Remark: If we use in $(2)$ the estimate

$$\max_{1 \leq j \leq n} \mathbb{P}(|S_n-S_j| >b) \leq 2 \max_{1 \leq j \leq n} \mathbb{P}(|S_j|>b/2)$$ and the fact that $$\mathbb{P} \left( \max_{1 \leq j \leq n} |S_j|>a+b \right) \leq 1,$$ then the we get Etemadi's inequality (choose $a= \alpha$, $b=2\alpha$):

$$\mathbb{P} \left( \max_{1 \leq j \leq n} |S_j|>3\alpha \right) \leq 3 \max_{1 \leq j \leq n} \mathbb{P}(|S_j| > \alpha).$$

Lemma 2: Let $(X_t)_{t \geq 0}$ be a Lévy process and $X_t^* := \sup_{s \leq t} |X_s|$ the running maximum. Then for any $a,b>0$ and $t>0$

$$\mathbb{P}(X_t^* > a+b) \leq \frac{\mathbb{P}(|X_t|>a)}{\mathbb{P}(X_t^* \leq b/2)}.$$

Proof: For fixed $n \in \mathbb{N}$ and $t>0$ set $t_j := t \frac{j}{2^n}$, $j \in \{0,\ldots,2^n\}$. The random variables $(X_{t_j}-X_{t_{j-1}})_{j=1,\ldots,2^n}$ are independent, and therefore it follows from Lemma 1 that

$$\mathbb{P}(X_{(n)}^* > a+b) \leq \frac{\mathbb{P}(|X_t|>a)}{\mathbb{P}(X_{(n)}^* \leq b/2)}$$

where $X_{(n)}^* := \max_{1 \leq j \leq 2^n} |X_{t_j}|$. Since $(X_t)_{t \geq 0}$ has (almost surely) càdlàg sample paths, the claim follows by letting $n \to \infty$.

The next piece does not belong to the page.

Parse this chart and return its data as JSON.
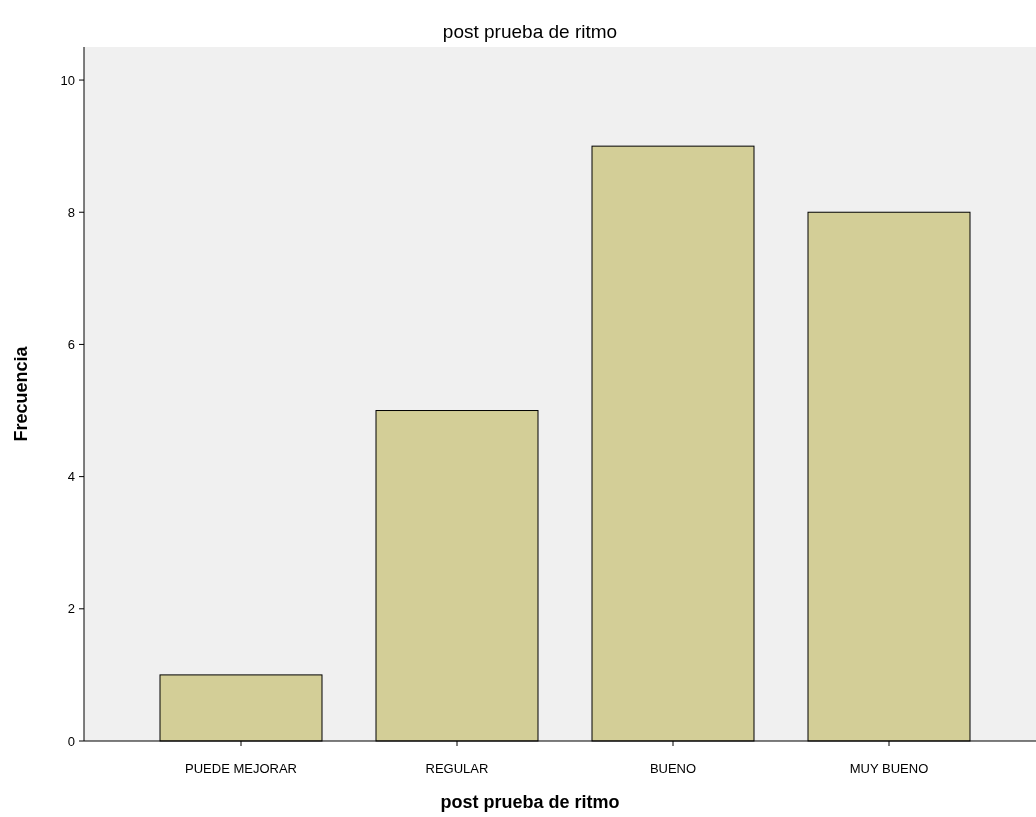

Lemma 3: Let $(X_t)_{t \geq 0}$ be a Lévy process and $X_t^* := \sup_{s \leq t} |X_s|$. Then $$\mathbb{P}(X_t^* > kb) \leq c \mathbb{P}(|X_t|>(k-1)b)$$ for any $b,k \geq 0$ where $c := 1/\mathbb{P}(X_t^* \leq b/2)$.

Proof: This follows directly from Lemma 2 applied with $a:= (k-1)b$.